DCLA also mentioned in this document provide a full sarin report on there certificates as well as acomment on proportion grade. So do many oter labs.

Paragraph 3. True

Paragraph 4. True

Paragraph 5. True
Paragraph 6. Laser inscribing is new to Australia but I believe that DCLA has a laser arriving in 8 weeks.

Praagraph 7.If you have the original cert there will be enough information and measurments to do an authentication.If the stone grades very close or identical then it is probally the same stone.Forgories of the certificate can be made to suit a laser inscribed stone.It comes down to having the stone locally graded.

Paragraph 8.
Most laboratories have a second on hand too confer with on grades that are borderline this keeps the grading accurate to a degree.The grader does not give moey values only grades.

Parapgh 9.
DCLA does comment as stated earlier. A full sarin report gives full percentages and diameter on the table ,diameter of the stone,girdle thickness in percents,crown and pavillion angles and percentsand millimeters, also culet percent. Hell with this much inforamtion I could cut an identical stone within a small percentage.
Proportion grade is a comment on all the other information.
The overall report tells you how well the stone is cut.

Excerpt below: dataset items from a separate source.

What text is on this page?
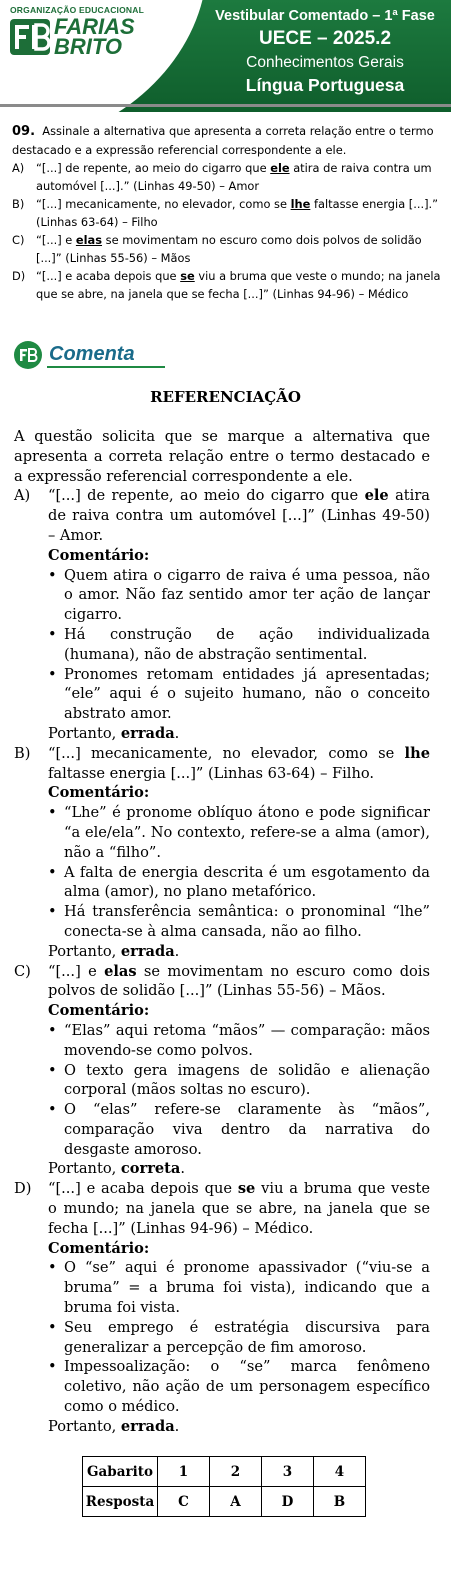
ORGANIZAÇÃO EDUCACIONAL
FARIAS
BRITO
Vestibular Comentado – 1ª Fase
UECE – 2025.2
Conhecimentos Gerais
Língua Portuguesa
09. Assinale a alternativa que apresenta a correta relação entre o termo destacado e a expressão referencial correspondente a ele.
A)	“[...] de repente, ao meio do cigarro que ele atira de raiva contra um automóvel [...].” (Linhas 49-50) – Amor
B)	“[...] mecanicamente, no elevador, como se lhe faltasse energia [...].” (Linhas 63-64) – Filho
C)	“[...] e elas se movimentam no escuro como dois polvos de solidão [...]” (Linhas 55-56) – Mãos
D) “[...] e acaba depois que se viu a bruma que veste o mundo; na janela que se abre, na janela que se fecha [...]” (Linhas 94-96) – Médico
Comenta
REFERENCIAÇÃO

A questão solicita que se marque a alternativa que apresenta a correta relação entre o termo destacado e a expressão referencial correspondente a ele.

A)	“[...] de repente, ao meio do cigarro que ele atira de raiva contra um automóvel [...]” (Linhas 49-50) – Amor.
Comentário:
• Quem atira o cigarro de raiva é uma pessoa, não o amor. Não faz sentido amor ter ação de lançar cigarro.
• Há construção de ação individualizada (humana), não de abstração sentimental.
• Pronomes retomam entidades já apresentadas; “ele” aqui é o sujeito humano, não o conceito abstrato amor.
Portanto, errada.
B)	“[...] mecanicamente, no elevador, como se lhe faltasse energia [...]” (Linhas 63-64) – Filho.
Comentário:
• “Lhe” é pronome oblíquo átono e pode significar “a ele/ela”. No contexto, refere-se a alma (amor), não a “filho”.
• A falta de energia descrita é um esgotamento da alma (amor), no plano metafórico.
• Há transferência semântica: o pronominal “lhe” conecta-se à alma cansada, não ao filho.
Portanto, errada.
C)	“[...] e elas se movimentam no escuro como dois polvos de solidão [...]” (Linhas 55-56) – Mãos.
Comentário:
• “Elas” aqui retoma “mãos” — comparação: mãos movendo-se como polvos.
• O texto gera imagens de solidão e alienação corporal (mãos soltas no escuro).
• O “elas” refere-se claramente às “mãos”, comparação viva dentro da narrativa do desgaste amoroso.
Portanto, correta.
D)	“[...] e acaba depois que se viu a bruma que veste o mundo; na janela que se abre, na janela que se fecha [...]” (Linhas 94-96) – Médico.
Comentário:
• O “se” aqui é pronome apassivador (“viu-se a bruma” = a bruma foi vista), indicando que a bruma foi vista.
• Seu emprego é estratégia discursiva para generalizar a percepção de fim amoroso.
• Impessoalização: o “se” marca fenômeno coletivo, não ação de um personagem específico como o médico.
Portanto, errada.
Gabarito	1	2	3	4
Resposta	C	A	D	B
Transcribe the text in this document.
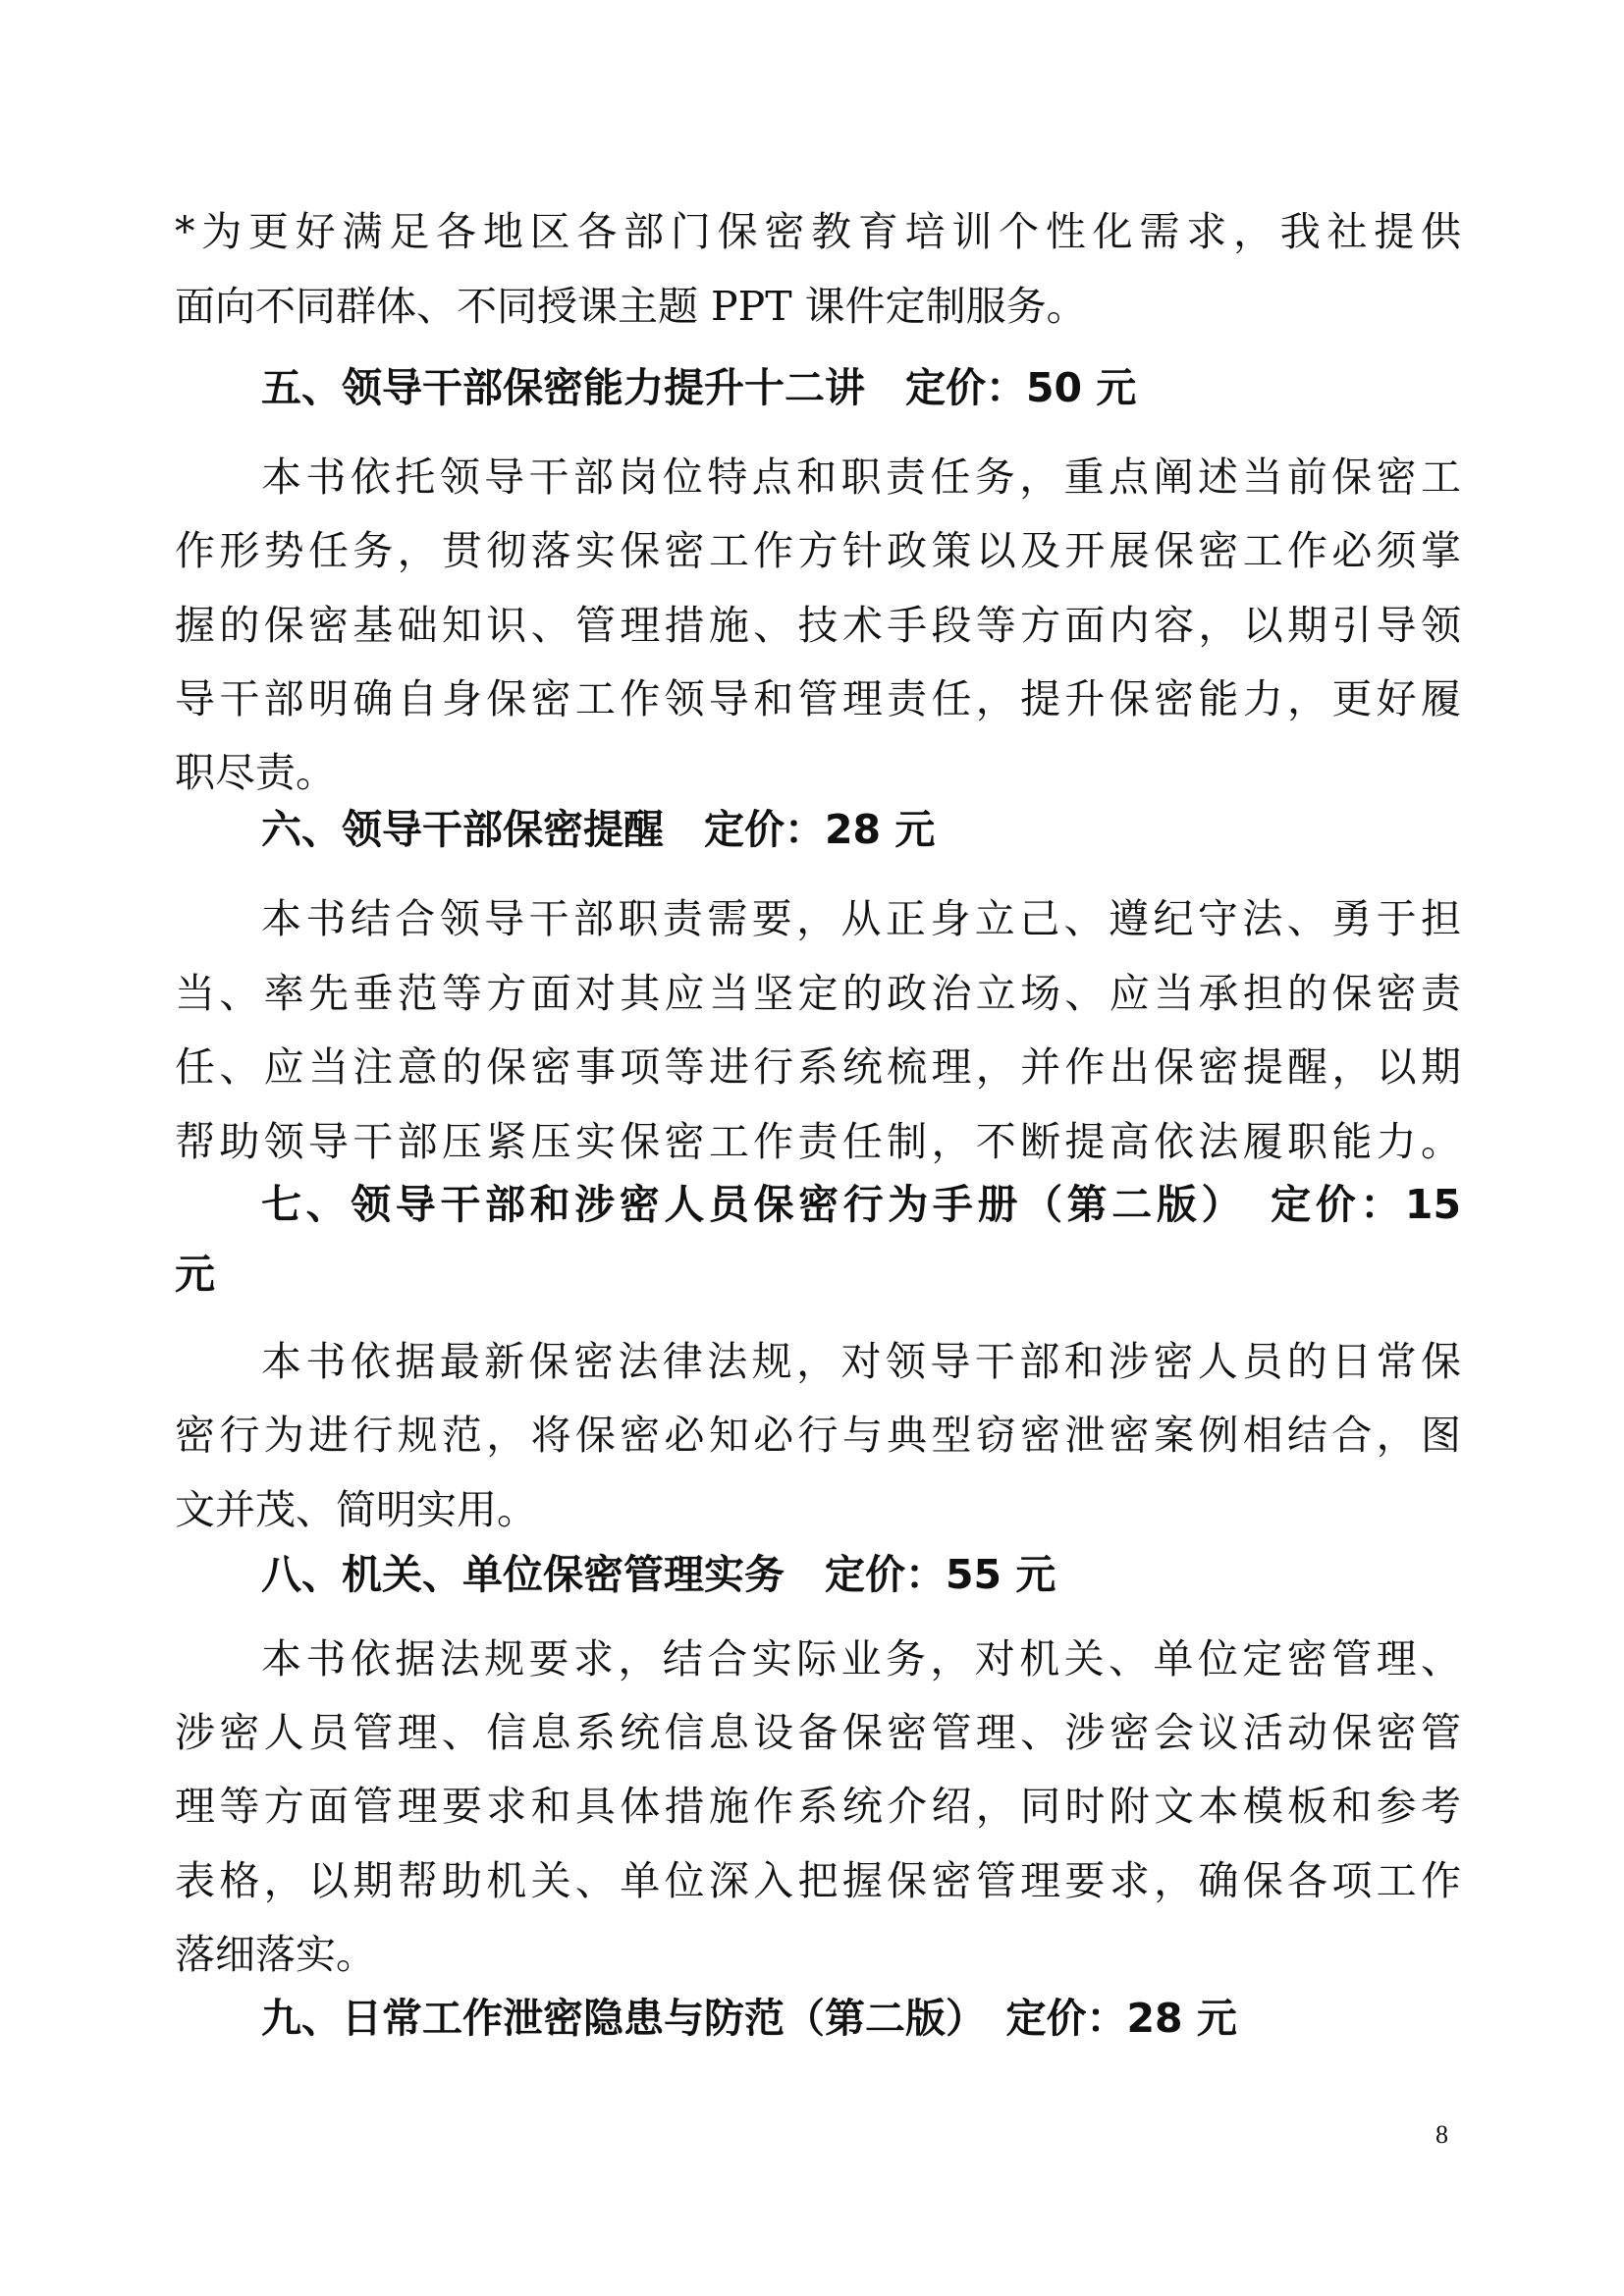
*为更好满足各地区各部门保密教育培训个性化需求，我社提供
面向不同群体、不同授课主题 PPT 课件定制服务。
五、领导干部保密能力提升十二讲　定价：50 元
本书依托领导干部岗位特点和职责任务，重点阐述当前保密工
作形势任务，贯彻落实保密工作方针政策以及开展保密工作必须掌
握的保密基础知识、管理措施、技术手段等方面内容，以期引导领
导干部明确自身保密工作领导和管理责任，提升保密能力，更好履
职尽责。
六、领导干部保密提醒　定价：28 元
本书结合领导干部职责需要，从正身立己、遵纪守法、勇于担
当、率先垂范等方面对其应当坚定的政治立场、应当承担的保密责
任、应当注意的保密事项等进行系统梳理，并作出保密提醒，以期
帮助领导干部压紧压实保密工作责任制，不断提高依法履职能力。
七、领导干部和涉密人员保密行为手册（第二版）　定价：15
元
本书依据最新保密法律法规，对领导干部和涉密人员的日常保
密行为进行规范，将保密必知必行与典型窃密泄密案例相结合，图
文并茂、简明实用。
八、机关、单位保密管理实务　定价：55 元
本书依据法规要求，结合实际业务，对机关、单位定密管理、
涉密人员管理、信息系统信息设备保密管理、涉密会议活动保密管
理等方面管理要求和具体措施作系统介绍，同时附文本模板和参考
表格，以期帮助机关、单位深入把握保密管理要求，确保各项工作
落细落实。
九、日常工作泄密隐患与防范（第二版）　定价：28 元
8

Paragraph 10. Yes the custmers budjet does determine overall grade they buy but only weight is a selling point.
The diamond should be locally graded by a laboratory but they should be a diamond grader not a Gemmolist or valuer
as such. I am a gemmolist and former valuer as well as a diamond cutter but I can only approximate a grade with all my skills and expieriance. It takes a very good diamond colour comparison set and perfect lighting and the best microscopesand only unset stones to properly grade a diamond and most valuers dont have this setup.

Last. Most laboritories are valuers as well as graders.